Jo-Wilfried Tsonga, toujours sur son nuage, a plané jusqu'à la finale de l'Open d'Australie en survolant son match contre Rafael Nadal, balayé 6-2, 6-3, 6-2, jeudi à Melbourne. Il va maintenant se mesurer dimanche à Roger Federer ou à Novak Djokovic pour succéder à Yannick Noah, dernier Français sacré en Grand Chelem à Roland-Garros en 1983, et tout paraît possible tant le tennis qu'il a montré face à l'Espagnol a été éblouissant. La deuxième demi-finale a lieu vendredi soir.

"J'ai avancé dans toutes les balles et j'ai produit un tennis qui a fait rêver des gens, car moi aussi je me suis fait rêver", a dit le Français, ébahi par sa propre performance. Tsonga, 22 ans, est le premier Tricolore à atteindre la finale de l'Open d'Australie, et d'un Grand Chelem, depuis Arnaud Clément en 2001. Qui aurait pu l'imaginer il y a deux ans, lorsque le Manceau, blessé au dos, se demandait s'il pourrait un jour reprendre une raquette, ou même l'année dernière lorsqu'il s'était présenté à Melbourne avec le dossard 212.

Le Français, 38e mondial, jouera sa première finale alors qu'il n'en est qu'à sa cinquième participation à des tournois du Grand Chelem. Le grand Federer avait dû s'y reprendre à 17 fois avant d'avoir une chance de soulever sa première coupe.

Nadal écrasé

Son accession à la finale est l'une des plus grosses surprises de ces dernières années dans le tennis, comparable à celle qu'avait causée le Chypriote Marcos Baghdatis il y a deux ans, déjà à Melbourne, en jouant le titre contre Federer. Mais c'est surtout la qualité incroyable du tennis joué par Tsonga, qui atteint de nouveaux sommets à chacune de ses sorties, qui éblouit tout le monde à Melbourne et ailleurs. Le public de la Rod Laver Arena ne s'y est pas trompé et lui a offert une longue "standing ovation" alors qu'il faisait son désormais fameux geste de victoire, les bras levés et les pouces vers le bas, comme pour montrer quelque chose dans son dos.

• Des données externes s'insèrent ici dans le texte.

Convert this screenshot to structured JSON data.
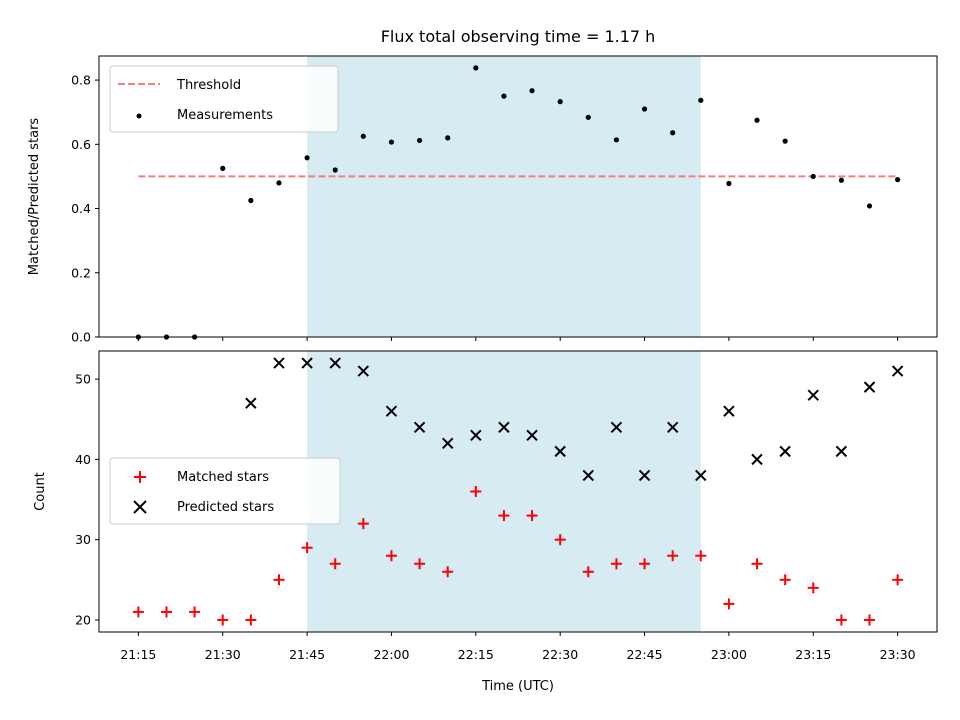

En demi-finale, il a écrasé Nadal comme aucun joueur ne l'a jamais fait dans un tournoi du Grand Chelem. Il a réussi tous les coups du tennis, des aces, des coups droits gagnants, mais surtout d'invraisemblables volées amorties dans les positions les plus impossibles. Il a terminé avec 49 coups gagnants (contre seulement 13 à Nadal), dont 17 aces, et 75% de réussite à la volée. Le Majorquin n'a pas fait un mauvais match (seulement 12 fautes directes), mais son fameux lift de coup droit a tout simplement été impuissant à déborder Tsonga, dont la couverture de terrain a encore fait merveille.

"C'est dur de le battre parce que c'est dur de le déborder, mais aujourd'hui, à chaque coup j'avais l'impression de le mettre en difficulté. C'était comme dans un jeu vidéo," a dit Tsonga. D'ailleurs Nadal, quatrième tête de série éliminée par le Français après Andy Murray, Richard Gasquet et Mikhaïl Youzhny, n'avait pas perdu un set depuis le début du tournoi.

Constamment repoussé en défense loin de sa ligne de fond, il n'a jamais eu la moindre occasion de revenir dans le match face à un Tsonga qui a toujours conservé une étonnante décontraction. "La vérité, c'est que je n'ai eu aucune chance. Quand un gars joue à ce niveau, c'est très difficile de l'arrêter", a dit l'Espagnol. Par rapport au joueur qui s'était incliné en trois sets 7-6, 6-2, 6-1 face à Nadal à l'US Open en septembre dernier, Tsonga s'est métamorphosé. Prometteur avant ses vingt ans, le Manceau avait vu sa progression stoppée par de nombreuses blessures, notamment au dos, et n'était réapparu sur le grand circuit que la saison dernière après deux ans de galère.

Tsonga, qui est d'ores et déjà sûr d'entrer dans le Top 20 et de passer N.2 français derrière Gasquet, n'a jamais rencontré ni Roger Federer ni Novak Djokovic. "Ils ont tous les deux deux bras et deux jambes. On verra ce qui va se passer sur le court. Je donnerai le meilleur de moi-même", a dit le Français.